Comparative Hardiness of Some R. elliottii Hybrids
Cecil Smith, Aurora, Oregon
On November 11, 1956, we in the Northwest experienced a sharp frost, down to 15 degrees F. This was preceded by very mild weather. The loss to shrugs in general was great. Included were eighty-five seedlings of R. elliottii, among which were about seventy from the same seed flat from which came the late Del James' variety 'War Paint'.
In this area, R. elliottii makes a second, and sometimes a third, growth and comes into the winter soft. The writer has not observed this tendency to make a second growth in a number of its hybrids.
Last winter the temperature went to about 5 degrees F. in our garden with 10 to 20 mile winds. 'Leo' ('Britannia' x R. elliottii) was not hurt. It bloomed normally. A group of seedlings of 'Mars' x R. elliottii were not damaged and bloomed well. They have never displayed any tendency to make a second growth.
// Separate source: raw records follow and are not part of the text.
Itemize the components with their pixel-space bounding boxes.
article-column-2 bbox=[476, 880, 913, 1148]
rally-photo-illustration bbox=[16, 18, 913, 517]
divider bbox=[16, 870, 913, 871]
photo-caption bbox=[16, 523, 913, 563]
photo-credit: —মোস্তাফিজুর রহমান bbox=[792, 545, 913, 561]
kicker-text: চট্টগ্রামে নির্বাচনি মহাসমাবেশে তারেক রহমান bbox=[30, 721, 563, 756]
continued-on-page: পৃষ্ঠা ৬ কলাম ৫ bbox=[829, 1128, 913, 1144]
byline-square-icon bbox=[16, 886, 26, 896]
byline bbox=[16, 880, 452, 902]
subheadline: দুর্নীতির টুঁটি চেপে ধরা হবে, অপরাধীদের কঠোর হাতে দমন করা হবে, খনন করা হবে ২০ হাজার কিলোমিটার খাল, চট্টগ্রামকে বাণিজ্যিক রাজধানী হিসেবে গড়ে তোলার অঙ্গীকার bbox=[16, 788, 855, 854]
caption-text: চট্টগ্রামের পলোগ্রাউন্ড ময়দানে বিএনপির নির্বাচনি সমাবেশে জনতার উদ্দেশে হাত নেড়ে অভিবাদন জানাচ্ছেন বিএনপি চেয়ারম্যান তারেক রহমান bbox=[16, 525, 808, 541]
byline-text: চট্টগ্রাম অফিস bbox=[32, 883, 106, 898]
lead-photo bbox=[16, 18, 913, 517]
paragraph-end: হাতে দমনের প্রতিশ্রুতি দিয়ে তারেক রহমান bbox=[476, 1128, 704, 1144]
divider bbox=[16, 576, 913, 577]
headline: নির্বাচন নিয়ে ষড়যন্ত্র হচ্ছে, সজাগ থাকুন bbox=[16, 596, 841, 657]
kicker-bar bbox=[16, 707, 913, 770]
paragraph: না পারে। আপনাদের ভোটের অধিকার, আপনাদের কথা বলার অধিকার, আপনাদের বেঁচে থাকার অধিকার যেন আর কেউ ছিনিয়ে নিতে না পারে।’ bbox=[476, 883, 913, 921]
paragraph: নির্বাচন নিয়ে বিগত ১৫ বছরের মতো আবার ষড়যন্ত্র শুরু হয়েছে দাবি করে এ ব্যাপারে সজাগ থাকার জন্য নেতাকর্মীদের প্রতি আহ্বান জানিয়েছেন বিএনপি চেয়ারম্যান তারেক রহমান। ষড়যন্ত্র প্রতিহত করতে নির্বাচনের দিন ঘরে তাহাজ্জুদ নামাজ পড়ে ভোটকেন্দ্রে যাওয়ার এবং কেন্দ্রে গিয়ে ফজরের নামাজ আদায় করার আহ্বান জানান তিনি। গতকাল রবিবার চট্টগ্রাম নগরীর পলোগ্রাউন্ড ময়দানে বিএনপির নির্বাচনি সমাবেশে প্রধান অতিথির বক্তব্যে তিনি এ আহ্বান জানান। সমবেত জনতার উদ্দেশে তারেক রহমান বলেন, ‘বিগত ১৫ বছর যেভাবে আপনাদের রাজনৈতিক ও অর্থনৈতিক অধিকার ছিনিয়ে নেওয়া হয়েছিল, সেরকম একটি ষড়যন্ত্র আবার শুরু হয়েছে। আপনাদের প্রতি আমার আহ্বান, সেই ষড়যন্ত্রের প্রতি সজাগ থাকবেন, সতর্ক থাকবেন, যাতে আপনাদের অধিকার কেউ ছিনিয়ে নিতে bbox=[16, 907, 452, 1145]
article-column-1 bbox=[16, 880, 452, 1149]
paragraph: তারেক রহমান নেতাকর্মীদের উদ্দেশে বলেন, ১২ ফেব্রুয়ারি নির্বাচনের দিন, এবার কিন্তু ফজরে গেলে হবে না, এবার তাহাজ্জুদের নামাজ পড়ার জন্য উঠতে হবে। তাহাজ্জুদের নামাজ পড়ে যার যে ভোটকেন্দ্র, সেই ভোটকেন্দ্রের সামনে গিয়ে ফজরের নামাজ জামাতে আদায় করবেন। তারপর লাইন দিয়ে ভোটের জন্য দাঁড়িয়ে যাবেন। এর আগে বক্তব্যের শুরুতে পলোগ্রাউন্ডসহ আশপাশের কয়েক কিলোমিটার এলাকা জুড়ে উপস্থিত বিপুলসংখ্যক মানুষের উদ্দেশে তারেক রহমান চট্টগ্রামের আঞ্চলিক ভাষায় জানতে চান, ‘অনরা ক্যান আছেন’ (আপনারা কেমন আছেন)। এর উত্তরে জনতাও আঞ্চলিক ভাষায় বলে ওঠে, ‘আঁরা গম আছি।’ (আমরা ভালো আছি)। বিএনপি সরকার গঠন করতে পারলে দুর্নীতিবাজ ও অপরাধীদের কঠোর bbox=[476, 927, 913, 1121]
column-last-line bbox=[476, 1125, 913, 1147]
Many of another group of seedlings of 'May Day' x R. elliottii showed leaf damage and some flower bud damage. About half of this group bloomed well, however. 'May Day' with the same exposure had all its bloom buds blasted and was almost completely defoliated.
'Barclayi' and 'Kiev' ('Barclayi' x R. elliottii) are within 15 feet of each other. 'Barclayi' lost its bloom buds, was completely defoliated, and lost about half of its 1964 growth. 'Kiev' lost its flower buds, and some of the leaves were scorched. It grew normally in 1965, while 'Barclayi' made very short wood growths. A group of younger, un-bloomed plants of R. yakushimanum x R. elliottii were not damaged in any way.
R. elliottii, I believe, has the finest red truss of any rhododendron, species or hybrid. It transfers many of its good qualities to its hybrids and, I must say, some of its legginess in some crosses, as in the 'Mars' cross.